21.11.2012 11:27 12 Eylül 1980 darbesiyle ilgili dönemin Genelkurmay Başkanı ve 7. Cumhurbaşkanı Kenan Evren ile dönemin Hava Kuvvetleri Komutanı emekli Orgeneral Tahsin Şahinkaya hakkında açılan davanın 10. duruşması Ankara 12. Ağır Ceza Mahkemesi´nde başladı.
Duruşmaya müdahiller ile avukatları ve sanık Evren´in avukatı Bülent Hayri Acar katıldı. Sanıklar Evren ve Şahinkaya duruşma salonuna gelmedi. Ekrana sanık Kenan Evren ile Şahinkaya´nın görüntüsü yansıtıldı. İki sanığın da dünkü giysilerin aynısını giydiği görüldü. Telekonferans yöntemiyle ifade verecek olan sanıkların, dün kimlik tespiti yapılarak 82 sayfalık iddianame okunmuştu. Bugün ise sanıklara sorular yöneltilip cevapları istenecek.
-Evren: Bizim işkence olaylarıyla ilgimiz yok-
Mahkeme Başkanı Süleyman İnce, sanıklar Evren ve Şahinkaya´ya yasal haklarını okudu. Avukatlar yardımıyla savunma yapacaklarını belirten Evren, Bizim bu işkence olaylarıyla ilgimiz yok. dedi. Şahinkaya da avukat eşliğinde savunma yapacaklarını ifade etti.
-Avukatlar arasında tartışma-
Avukat Fikret Babaoğlu, sanıkların bir rehavet içinde olduğunu söylemesi üzerine tartışma yaşandı. Evren´in avukatı, rehavetten kastının ne olduğunu sert bir dille sordu. Bunun üzerine Babaoğlu, Söz alarak konuşsun. Yanlış yapıyorsunuz. dedi. Evren´in avukatı Bülent Hayri Acar ise Senden akıl mı alacağım? diye tepki gösterdi. Bu tartışma üzerine Mahkeme Başkanı Süleyman İnce, Babaoğlu´ndan ses tonunu ayarlamasını istedi. Acar, Rehavet içinde olma iddiasını şiddetle reddederim. Yaptığımız işin bilincindeyiz. Bugüne kadar tutum, davranış, yazılı ve sözlü açıklamalarla yeterince göstermiş olduğumuzu umut ediyoruz. Dışarıda uyarılmayı saygıyla karşılarım, ama burda asla kabul edemem. Olmamış kabul ediyorum ancak bir daha olursa misliyle karşılık veririm. ifadelerini kullandı. Avukat Babaoğlu ise Olmuştur diye karşılık verdi. Devreye giren mahkeme başkanı, avukat Babaoğlu´nu uyardı.

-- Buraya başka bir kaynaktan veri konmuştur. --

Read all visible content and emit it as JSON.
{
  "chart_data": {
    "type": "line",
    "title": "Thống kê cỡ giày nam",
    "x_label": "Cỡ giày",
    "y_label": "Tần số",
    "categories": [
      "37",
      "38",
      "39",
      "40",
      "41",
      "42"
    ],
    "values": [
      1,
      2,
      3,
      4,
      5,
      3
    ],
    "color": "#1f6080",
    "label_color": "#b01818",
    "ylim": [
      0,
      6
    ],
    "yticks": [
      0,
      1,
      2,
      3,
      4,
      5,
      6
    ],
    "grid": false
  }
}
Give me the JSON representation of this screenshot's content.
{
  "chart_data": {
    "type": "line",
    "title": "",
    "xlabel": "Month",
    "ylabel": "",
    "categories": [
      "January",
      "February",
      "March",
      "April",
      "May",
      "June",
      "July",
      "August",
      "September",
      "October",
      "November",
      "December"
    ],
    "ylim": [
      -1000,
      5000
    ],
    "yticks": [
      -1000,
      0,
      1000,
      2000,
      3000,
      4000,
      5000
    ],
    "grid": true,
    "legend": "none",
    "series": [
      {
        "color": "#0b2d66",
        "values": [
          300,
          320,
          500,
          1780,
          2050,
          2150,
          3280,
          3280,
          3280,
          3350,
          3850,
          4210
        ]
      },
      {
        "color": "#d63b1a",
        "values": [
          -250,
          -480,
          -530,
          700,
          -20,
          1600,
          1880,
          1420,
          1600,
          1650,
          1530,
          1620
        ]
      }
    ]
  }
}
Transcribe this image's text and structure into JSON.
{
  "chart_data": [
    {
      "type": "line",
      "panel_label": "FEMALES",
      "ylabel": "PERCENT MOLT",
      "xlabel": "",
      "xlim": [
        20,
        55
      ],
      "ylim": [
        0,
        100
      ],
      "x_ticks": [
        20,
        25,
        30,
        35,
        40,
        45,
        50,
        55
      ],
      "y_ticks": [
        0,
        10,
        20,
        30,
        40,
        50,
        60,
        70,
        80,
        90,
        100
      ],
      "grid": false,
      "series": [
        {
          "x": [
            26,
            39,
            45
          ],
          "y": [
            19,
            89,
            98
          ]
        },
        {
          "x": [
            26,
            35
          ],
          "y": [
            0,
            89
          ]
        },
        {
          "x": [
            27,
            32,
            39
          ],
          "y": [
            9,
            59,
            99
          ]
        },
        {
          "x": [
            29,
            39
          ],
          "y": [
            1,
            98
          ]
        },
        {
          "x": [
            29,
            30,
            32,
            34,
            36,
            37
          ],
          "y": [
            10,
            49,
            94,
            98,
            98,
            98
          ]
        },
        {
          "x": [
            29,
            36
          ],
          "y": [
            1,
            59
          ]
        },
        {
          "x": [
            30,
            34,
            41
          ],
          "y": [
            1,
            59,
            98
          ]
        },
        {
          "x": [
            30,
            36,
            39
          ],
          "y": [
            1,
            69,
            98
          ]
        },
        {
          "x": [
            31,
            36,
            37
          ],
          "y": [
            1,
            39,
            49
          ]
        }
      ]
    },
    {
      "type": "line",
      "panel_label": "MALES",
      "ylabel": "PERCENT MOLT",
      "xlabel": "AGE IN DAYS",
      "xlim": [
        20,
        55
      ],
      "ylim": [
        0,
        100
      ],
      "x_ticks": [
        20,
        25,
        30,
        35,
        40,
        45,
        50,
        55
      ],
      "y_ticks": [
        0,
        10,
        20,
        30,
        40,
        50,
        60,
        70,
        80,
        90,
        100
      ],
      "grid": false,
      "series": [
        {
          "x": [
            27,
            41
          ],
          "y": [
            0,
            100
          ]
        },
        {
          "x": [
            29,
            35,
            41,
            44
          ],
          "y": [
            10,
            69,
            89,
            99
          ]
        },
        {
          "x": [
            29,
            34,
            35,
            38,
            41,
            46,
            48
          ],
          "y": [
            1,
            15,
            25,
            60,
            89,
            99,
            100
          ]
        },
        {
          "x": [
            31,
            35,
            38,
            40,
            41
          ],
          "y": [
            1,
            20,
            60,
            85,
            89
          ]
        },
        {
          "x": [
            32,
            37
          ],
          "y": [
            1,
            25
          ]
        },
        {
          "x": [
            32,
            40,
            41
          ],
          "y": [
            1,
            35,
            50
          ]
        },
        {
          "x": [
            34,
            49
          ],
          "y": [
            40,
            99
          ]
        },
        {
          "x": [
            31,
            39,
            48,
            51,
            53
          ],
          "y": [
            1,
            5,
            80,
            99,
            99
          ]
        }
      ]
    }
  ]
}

SANIKLAR İŞKENCEDEN DE SORGULANSIN TALEBİNE RET
Müdahil avukatları, sanıkların sistematik işkenceden de sorgulanmasını talep etti. Ancak sanık avukatı Acar, müvekkilerinin darbeden yargılandığını, işkencenin ayrı bir konu olduğunu ve iddianamede yer alan konulardan sorgulanması gerektiğini vurguladı.
Görüşü sorulan Cumhuriyet Savcısı Cemil Tuğtekin, sistematik işkenceden sorgulanma talebinin reddedilmesini istedi.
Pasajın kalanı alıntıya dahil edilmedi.